Since the release of the first album, Jackson’s career has taken a more organised path. He’s made a couple of trips to England, one of which saw him appearing at the Festival Hall in London – a concert he’d rather forget as the sound system failed half way through his set.
“I think I got through four numbers in half an hour. It was one of those scenes where the mike would whistle for half a minute during a song and then go off completely. Nothing. It was funny because it was so stupid, and so impossible.
“Join Mitchell was on too, and she played through the house system. She did one of the best sets of her life there because there was so much to get across in such circumstances. The audience probably never realised it. English audiences are funny. They’re like time bombs. If they like you at all, they’ll wait until the end and then really let you know.”

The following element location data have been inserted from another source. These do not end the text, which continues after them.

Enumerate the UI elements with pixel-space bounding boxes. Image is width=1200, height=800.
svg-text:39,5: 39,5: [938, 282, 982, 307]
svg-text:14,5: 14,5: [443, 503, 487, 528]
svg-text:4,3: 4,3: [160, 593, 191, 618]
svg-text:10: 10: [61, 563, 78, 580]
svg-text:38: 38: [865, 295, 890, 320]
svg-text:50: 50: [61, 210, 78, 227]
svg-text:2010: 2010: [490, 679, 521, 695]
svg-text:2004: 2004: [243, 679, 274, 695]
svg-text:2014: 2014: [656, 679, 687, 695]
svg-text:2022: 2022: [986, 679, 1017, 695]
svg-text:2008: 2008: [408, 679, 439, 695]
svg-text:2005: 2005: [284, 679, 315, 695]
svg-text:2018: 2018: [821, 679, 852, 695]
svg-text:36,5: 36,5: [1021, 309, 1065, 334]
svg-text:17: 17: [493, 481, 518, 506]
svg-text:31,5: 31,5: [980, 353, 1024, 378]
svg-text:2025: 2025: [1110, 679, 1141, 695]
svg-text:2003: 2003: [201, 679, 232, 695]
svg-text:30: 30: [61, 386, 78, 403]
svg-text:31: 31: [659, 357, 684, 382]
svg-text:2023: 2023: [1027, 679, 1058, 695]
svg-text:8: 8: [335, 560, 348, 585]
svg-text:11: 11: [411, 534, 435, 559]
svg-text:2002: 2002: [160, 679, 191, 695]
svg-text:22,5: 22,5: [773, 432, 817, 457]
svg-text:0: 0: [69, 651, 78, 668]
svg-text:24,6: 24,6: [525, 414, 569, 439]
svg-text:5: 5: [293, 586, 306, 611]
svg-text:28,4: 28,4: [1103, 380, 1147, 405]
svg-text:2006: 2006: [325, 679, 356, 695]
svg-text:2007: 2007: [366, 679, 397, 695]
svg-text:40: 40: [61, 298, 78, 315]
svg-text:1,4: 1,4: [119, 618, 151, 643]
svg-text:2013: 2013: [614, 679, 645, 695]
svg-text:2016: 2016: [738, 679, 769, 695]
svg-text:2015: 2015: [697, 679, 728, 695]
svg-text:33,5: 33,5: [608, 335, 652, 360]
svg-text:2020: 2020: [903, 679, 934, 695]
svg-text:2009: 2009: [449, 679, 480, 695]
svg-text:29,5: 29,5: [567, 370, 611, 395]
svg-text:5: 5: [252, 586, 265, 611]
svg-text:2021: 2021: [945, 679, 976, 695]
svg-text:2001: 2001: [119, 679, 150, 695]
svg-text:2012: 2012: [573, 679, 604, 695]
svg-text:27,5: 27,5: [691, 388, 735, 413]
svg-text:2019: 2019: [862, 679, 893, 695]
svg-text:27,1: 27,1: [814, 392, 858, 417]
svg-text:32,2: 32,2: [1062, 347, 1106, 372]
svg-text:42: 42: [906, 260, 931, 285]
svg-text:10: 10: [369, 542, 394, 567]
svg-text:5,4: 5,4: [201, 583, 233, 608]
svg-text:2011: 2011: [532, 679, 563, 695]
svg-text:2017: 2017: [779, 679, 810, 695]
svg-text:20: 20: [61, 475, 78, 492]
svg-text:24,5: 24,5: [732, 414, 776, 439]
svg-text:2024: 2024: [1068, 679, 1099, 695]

His writing, he says, relies entirely on personal experiences. His material has been covered by many, including former Velvet Underground vocalist Nico, for whom he played back-up guitar at the New York Electric Circus when he lived in the Big Apple between 1966 and ’67
Three of Jackson’s songs were featured by Nico on her first album Chelsea Girl, though more recently the Eagles (which includes his old friend Glen Frey) recorded and had a big hit with ‘Take It Easy’. Tom Rush recorded Jackson’s ‘These Days’, and the Jackson 5 recorded his ‘Doctor My Eyes’. Linda Rondstadt, the Byrds, Bonnie Raitt, Ian Matthews, Greg Allman and the Nitty Gritty Dirt Band have also recorded Jackson’s material.
“All the time it comes from personal experience,” he says. “Even when I thought I was writing a pure fantasy, I stopped to think and realised that I was writing about something that actually happened. I have written lots of songs that are completely true; ‘Song For Anna’ is word for word true, though ‘Jamaica’ was a song for a girl I knew. Many of the songs are for people I know.
“I’m not very prolific. The last year or two it’s been hard, as I don’t like being pressured. A second album is always a product of a short period of time, though a first album can be the product of years of work.
“I know the old saying of ‘I’m not going to let success spoil me’, but that’s really pretty funny as you can never tell. Other people’s attitudes have changed. I’ve woken up six months after I’ve said that and realised I’d been rotten to some people who really loved me. I didn’t mean to, but I didn’t realise it. In the long run this career can isolate you as people always want to talk about music. I really like to go places, and there are still a lot where I’m not known at all.”
He writes most of his songs at the piano. He taught himself to play and, he says, it shows. On stage he flits between guitar and piano, using a three-piece back up band of David Lindley (who used to play with Terry Reid) on fiddle, lap slide guitar, and guitar, Doug Heyward on bass and Larry Zack on drums. They’ve been together around a year.
“I’ve always played with people that tended to play right whatever they were doing, and I’m only just learning to get the most out of my musicians by saying what I want. Ultimately I always find people who play things right, but now I’m being influenced by David Lindley even though he’s playing my tunes. I’ve found some incredible players in studios.”